If cynics are people prematurely disappointed about the future, they might now constitute something recently elusive: an American consensus. With voting well underway a month before Election Day (actually, during election autumn), gaze upon the campaign’s stricken landscape:

Kamala Harris got a modest bounce after winning what former speaker Nancy Pelosi (D-Calif.) calls, with imperturbable sang-froid, “an open primary.” (You missed it? Pay attention!) Perhaps the vice president’s bouncette occurred because many voters resemble the one in 1984 who said he supported Colorado Sen. Gary Hart’s presidential candidacy because Hart was the only candidate he had not heard of a month before.

Harris is parsimonious with interviews, but who cares? They can only reveal today’s batch of her views, which tend to expire in batches. It would, however, be fun to find out if there is any question — e.g., are there enough submarines for the AUKUS partners? — she will not answer by saying, “I was raised a middle-class kid, okay?”

Former president Donald Trump still resembles the “Bleak House” character about whom Charles Dickens wrote: “When he has nothing else to do, he can always contemplate his own greatness. It is a considerable advantage to a man, to have so inexhaustible a subject.” But Trump’s ongoing choices of colorful companions raises a question: Has a ship’s hull ever become so encrusted with barnacles that the weight of them sank the vessel? The Trump campaign should wonder. He evidently enjoys the company of the dregs of America’s political culture — Holocaust deniers, 9/11 “truthers,” Tucker Carlson, who praises a “historian” who thinks Winston Churchill was beastly to Adolf Hitler.

Trump, whose churchgoing seems to be, at most, intermittent, nevertheless enjoys the support of many evangelicals. They forgive his seaminess because he is pro-life. Or was for a while, after he stopped being pro-choice, before he recently became that again.

Trump says Harris is inconstant and her running mate is risky. His own — JD (“I don’t really care what happens to Ukraine”) Vance — could at any moment (Trump is 78) take his governing experience (so far, not quite one-third of a Senate term) into the chair behind the Resolute Desk.

One way to locate candidates on the left-right spectrum is to determine how much they favor government manipulations of economic processes. It is unclear which candidate promises the furthest-left fidgets.

Harris, an artist — a Rembrandt — of vagueness, says she will “seek practical solutions to problems” based on “realistic assessments” and apply “metrics” and “facts” and stay “focused.” Clear enough? She also says: “I will engage in what Franklin D. Roosevelt called ‘bold, persistent experimentation.’” (FDR’s goal was to put Americans back to work. In mid-1938, after almost five years of bold, persistent experimenting, unemployment was 20 percent, fewer than four points better than in January 1933.)
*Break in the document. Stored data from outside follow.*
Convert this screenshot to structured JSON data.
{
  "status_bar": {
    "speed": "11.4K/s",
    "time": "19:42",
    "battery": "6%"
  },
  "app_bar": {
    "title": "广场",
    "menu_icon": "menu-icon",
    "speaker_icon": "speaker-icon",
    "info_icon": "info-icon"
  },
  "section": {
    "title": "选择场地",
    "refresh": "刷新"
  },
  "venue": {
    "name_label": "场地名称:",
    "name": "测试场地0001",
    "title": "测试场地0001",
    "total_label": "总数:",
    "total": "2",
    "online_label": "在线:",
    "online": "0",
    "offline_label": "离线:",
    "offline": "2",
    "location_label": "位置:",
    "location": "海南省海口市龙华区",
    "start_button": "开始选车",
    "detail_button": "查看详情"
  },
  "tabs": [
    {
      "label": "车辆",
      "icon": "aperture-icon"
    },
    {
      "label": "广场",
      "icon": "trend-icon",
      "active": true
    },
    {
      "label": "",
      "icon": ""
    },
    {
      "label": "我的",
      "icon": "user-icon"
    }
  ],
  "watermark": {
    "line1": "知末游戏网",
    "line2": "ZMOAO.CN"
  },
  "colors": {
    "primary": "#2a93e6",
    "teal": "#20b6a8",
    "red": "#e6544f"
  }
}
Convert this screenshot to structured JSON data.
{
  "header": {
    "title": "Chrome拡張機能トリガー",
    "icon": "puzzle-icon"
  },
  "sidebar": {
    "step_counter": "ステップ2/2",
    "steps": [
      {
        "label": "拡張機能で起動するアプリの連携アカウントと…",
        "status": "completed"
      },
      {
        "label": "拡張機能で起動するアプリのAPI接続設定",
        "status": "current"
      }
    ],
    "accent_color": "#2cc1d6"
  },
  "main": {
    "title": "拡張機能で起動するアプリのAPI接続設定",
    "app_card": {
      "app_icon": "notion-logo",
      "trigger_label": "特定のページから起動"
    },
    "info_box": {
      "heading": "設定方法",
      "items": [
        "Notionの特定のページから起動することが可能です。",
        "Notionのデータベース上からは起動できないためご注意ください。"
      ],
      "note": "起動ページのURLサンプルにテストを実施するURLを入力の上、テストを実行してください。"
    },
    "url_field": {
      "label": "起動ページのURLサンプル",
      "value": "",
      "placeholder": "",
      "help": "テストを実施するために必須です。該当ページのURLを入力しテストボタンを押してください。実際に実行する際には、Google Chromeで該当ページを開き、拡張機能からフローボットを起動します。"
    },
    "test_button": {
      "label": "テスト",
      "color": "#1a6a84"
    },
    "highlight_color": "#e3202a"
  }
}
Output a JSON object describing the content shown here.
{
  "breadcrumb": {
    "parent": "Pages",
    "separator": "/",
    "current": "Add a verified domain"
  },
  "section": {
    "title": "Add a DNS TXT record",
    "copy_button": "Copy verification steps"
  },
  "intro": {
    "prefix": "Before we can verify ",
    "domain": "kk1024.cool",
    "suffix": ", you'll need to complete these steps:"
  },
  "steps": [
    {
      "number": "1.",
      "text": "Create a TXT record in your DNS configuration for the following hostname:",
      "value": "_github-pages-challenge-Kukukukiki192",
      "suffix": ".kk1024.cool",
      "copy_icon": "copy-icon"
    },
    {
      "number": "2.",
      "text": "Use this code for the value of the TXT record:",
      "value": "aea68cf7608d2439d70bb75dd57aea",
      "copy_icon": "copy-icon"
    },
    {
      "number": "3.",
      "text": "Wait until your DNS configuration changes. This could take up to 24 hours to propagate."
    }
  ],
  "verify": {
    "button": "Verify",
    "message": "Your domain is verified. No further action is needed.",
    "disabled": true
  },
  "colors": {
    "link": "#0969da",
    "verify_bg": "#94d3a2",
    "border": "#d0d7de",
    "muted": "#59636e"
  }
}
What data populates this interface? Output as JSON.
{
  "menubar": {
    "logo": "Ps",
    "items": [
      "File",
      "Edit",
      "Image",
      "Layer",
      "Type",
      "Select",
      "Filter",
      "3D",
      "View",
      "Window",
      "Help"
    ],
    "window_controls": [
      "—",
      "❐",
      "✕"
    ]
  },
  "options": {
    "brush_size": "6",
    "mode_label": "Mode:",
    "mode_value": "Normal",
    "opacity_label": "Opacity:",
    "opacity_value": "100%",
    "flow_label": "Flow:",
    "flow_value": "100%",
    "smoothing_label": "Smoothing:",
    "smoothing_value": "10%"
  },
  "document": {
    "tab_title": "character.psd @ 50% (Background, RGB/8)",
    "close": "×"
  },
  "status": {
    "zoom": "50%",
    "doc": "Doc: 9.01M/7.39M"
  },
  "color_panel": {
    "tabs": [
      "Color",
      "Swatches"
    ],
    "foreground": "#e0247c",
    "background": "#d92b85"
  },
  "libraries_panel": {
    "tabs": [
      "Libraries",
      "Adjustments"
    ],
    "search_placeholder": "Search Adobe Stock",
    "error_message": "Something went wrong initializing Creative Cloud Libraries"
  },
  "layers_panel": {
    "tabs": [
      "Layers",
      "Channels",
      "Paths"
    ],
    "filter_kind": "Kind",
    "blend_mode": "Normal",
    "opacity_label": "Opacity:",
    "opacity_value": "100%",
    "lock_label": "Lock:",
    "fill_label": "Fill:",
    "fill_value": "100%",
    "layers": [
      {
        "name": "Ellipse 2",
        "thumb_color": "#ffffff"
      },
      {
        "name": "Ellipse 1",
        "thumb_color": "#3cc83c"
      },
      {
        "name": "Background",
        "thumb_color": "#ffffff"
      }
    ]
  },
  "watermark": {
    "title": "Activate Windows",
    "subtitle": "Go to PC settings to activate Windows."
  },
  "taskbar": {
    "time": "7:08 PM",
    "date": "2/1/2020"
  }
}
Harris wants to increase corporate taxation, which must come at the expense of employee compensation, shareholders (which include pension funds) or consumers of products whose prices are raised to compensate for government siphoning corporate revenue. Harris thinks the rich are not paying their “fair share.” (The top 0.1 percent of earners pay 33.5 percent of federal income taxes; the top 10 percent pay 27 percent; the bottom 50 percent, 2.3 percent.) Eighty percent of those harvesting the Biden-Harris tax credits for buying electric vehicles earn more than $100,000 a year.

Her industrial policy will pick winners (and therefore, necessarily, losers), directing government subsidies to the most promising industries of the future. She has not said how her political career equipped her for such economic clairvoyance.

Trump evidently believes that the tax code is insufficiently complex, budget deficits are too small, the cost of living is too low and presidents should cudgel companies into behaving as presidents want. So far (he has time to enlarge his menu of economic micro-managements) he proposes:

Ending taxation of Social Security benefits, tips and overtime. (How many trillions this would diminish revenue and enlarge the national debt would depend on how imaginatively people fiddled their compensation packages to expand the portion from tips and overtime.) Consumers would pay Trump’s tariffs on all imports, including tariffs imposed to express presidential pique. He says that if machinery manufacturer John Deere shifts some production to Mexico, he will slap 200 percent tariffs on every Deere product imported for U.S. consumers.

So, there is your choice. Be careful, lest you pick the wrong one.